Penguin's 1979 edition of "Roadside Picnic" |
This cover looks like something we'd see in the Starblazer Adventures comic or RPG, no?
It is perhaps the most bizarre cover done for Arkady and Boris Strugatsky's classic SF novel Roadside Picnic, but it got two things right. Stalkers in the novel do wear suits when they enter the Zone on the Institute's official research business. The suits are called specsuits. I think this poor fellow forgot his gloves. Or he just took them off to inspect the device he just found.

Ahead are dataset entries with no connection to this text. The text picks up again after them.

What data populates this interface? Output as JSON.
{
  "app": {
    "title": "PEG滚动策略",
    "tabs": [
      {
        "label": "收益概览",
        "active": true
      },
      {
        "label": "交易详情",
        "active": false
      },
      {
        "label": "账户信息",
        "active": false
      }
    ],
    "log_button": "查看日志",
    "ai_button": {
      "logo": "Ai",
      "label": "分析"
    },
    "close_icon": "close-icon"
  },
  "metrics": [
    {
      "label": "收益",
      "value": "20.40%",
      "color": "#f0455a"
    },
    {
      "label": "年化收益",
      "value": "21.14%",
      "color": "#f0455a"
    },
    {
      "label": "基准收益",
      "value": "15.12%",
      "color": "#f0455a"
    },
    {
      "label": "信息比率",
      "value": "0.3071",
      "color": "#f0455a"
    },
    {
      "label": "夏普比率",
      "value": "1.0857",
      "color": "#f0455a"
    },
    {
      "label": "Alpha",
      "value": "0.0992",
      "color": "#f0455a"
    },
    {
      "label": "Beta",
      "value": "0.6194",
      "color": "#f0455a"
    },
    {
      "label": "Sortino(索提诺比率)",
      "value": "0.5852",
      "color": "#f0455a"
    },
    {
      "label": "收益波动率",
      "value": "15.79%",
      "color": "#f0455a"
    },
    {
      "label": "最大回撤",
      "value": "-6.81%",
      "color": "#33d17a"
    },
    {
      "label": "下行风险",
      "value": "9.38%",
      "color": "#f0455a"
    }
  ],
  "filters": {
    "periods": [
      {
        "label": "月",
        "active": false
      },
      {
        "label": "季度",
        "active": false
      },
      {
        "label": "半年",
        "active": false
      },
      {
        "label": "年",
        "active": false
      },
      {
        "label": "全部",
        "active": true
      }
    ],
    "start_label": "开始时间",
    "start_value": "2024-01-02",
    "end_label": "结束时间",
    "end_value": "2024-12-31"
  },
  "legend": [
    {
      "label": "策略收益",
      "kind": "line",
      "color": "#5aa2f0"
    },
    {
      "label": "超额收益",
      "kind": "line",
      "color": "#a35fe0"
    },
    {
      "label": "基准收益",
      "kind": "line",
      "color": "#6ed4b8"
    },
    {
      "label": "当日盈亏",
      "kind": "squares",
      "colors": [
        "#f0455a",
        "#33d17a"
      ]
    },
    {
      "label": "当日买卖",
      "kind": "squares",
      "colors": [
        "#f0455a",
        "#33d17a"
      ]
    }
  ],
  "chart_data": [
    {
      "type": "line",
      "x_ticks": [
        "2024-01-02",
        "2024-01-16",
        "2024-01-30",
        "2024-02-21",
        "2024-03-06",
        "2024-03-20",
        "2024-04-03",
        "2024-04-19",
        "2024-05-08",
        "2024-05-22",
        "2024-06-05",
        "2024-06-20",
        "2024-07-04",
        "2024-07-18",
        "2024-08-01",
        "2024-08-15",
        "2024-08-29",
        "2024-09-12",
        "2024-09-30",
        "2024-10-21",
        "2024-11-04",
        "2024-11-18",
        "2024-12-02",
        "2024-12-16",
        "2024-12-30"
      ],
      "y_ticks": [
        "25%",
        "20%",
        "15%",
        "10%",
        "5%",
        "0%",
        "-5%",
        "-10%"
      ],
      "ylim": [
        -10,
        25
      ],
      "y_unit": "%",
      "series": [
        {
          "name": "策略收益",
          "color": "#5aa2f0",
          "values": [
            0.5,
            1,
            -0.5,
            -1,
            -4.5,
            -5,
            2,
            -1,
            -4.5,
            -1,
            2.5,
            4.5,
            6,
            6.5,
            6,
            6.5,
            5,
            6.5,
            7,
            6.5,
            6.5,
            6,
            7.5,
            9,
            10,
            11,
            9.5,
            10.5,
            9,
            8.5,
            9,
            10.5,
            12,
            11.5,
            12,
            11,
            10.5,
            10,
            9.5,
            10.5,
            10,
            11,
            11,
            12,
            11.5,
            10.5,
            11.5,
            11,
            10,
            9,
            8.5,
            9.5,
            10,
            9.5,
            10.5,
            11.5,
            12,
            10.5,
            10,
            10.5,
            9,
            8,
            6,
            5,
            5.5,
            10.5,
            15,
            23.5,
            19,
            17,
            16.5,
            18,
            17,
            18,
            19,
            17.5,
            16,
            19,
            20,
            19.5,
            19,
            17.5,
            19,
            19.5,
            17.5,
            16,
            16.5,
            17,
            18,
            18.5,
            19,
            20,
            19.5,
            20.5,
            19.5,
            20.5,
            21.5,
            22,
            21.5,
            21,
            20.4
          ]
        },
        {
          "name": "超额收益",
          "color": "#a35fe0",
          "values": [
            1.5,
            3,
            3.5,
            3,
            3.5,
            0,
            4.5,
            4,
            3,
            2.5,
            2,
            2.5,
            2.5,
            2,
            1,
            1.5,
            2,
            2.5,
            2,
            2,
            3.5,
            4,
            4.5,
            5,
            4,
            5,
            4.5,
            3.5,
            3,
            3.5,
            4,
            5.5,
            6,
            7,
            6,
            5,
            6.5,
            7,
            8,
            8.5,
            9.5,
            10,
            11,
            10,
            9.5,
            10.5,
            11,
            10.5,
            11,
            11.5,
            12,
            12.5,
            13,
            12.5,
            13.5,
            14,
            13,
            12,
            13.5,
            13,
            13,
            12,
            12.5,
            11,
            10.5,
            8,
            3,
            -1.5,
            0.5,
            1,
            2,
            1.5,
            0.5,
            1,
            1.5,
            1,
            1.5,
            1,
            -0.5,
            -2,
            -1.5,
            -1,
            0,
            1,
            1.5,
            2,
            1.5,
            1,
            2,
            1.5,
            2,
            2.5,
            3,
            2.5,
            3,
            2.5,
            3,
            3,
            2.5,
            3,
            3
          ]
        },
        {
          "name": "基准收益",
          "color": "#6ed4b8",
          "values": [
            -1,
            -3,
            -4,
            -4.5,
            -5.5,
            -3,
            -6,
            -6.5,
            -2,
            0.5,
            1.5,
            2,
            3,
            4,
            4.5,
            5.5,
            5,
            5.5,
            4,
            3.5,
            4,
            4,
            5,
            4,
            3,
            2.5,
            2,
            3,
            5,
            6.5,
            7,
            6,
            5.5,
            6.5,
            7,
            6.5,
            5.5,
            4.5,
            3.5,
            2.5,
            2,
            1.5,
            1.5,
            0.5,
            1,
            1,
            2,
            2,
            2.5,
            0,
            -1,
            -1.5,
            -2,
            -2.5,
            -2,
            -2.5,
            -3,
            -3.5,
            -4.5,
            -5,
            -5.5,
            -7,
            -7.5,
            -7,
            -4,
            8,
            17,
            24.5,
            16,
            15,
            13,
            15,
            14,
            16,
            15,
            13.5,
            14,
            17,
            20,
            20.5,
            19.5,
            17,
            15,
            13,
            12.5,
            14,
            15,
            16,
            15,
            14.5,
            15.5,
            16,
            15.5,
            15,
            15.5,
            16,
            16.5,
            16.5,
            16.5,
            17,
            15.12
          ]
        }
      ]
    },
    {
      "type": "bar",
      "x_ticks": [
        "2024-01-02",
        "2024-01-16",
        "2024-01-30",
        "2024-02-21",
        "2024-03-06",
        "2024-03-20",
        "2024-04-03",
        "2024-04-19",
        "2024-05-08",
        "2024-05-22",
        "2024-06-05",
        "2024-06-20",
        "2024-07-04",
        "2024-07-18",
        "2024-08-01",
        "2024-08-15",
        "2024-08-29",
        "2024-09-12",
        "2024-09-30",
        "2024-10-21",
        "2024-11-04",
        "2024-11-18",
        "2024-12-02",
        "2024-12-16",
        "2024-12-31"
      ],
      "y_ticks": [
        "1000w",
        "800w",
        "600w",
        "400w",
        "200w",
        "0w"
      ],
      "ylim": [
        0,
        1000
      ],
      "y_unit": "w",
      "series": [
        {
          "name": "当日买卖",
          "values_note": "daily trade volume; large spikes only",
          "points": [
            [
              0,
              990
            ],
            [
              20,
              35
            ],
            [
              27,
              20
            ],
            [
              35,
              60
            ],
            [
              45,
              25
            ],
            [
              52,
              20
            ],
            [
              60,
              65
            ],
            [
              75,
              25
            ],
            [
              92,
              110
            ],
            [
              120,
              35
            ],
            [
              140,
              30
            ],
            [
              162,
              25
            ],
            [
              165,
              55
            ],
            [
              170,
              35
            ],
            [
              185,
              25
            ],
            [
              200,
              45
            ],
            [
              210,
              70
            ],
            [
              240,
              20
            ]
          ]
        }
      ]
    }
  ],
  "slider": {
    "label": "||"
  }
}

Let's hope that's not a mistake.
The second thing the cover got right is that the landscape inside the Zone has altered from what it once was. Inside the Zone there are a variety of environmental hazards - graviconcentrates, hell slime, and silver cobwebs to name just a few - that have resulted in both the natural environment and the ruins of the built environment inside the Zone becoming otherworldly and dangerous.
That's why it's fenced off.
So what is the Zone? We know it resulted from an alien Visit. But let's have the Strugatsky Brothers explain it in their own worlds. They do that through a conversation in which the Visit is described as an event which is prosaic for the aliens, but nearly unintelligible for the humans. What's left behind as the Zone are like the leavings from a "roadside picnic":
"A picnic. Imagine a forest, a country road, a meadow. A car pulls off the road into the meadow and unloads young men, bottles, picnic baskets, girls, transistor radios, cameras...A fire is lit, tents are pitched, music is played. And in the morning they leave. The animals, birds, and insects that were watching the whole night in horror crawl out of their shelters. And what do they see? An oil spill, a gasoline puddle, old spark plugs and oil filters strewn about...Scattered rags, burnt-out bulbs, someone has dropped a monkey wrench. The wheels have tracked mud from some godforsaken swamp... and, of course, there are the remains of the campfire, apple cores, candy wrappers, tins, bottles, someone's handkerchief, someone's penknife, old ragged newspapers, coins, wilted flowers from another meadow..."
"I get it" said Noonan. "A roadside picnic."
"Exactly. A picnic by the side of some space road. And you ask me whether they'll come back."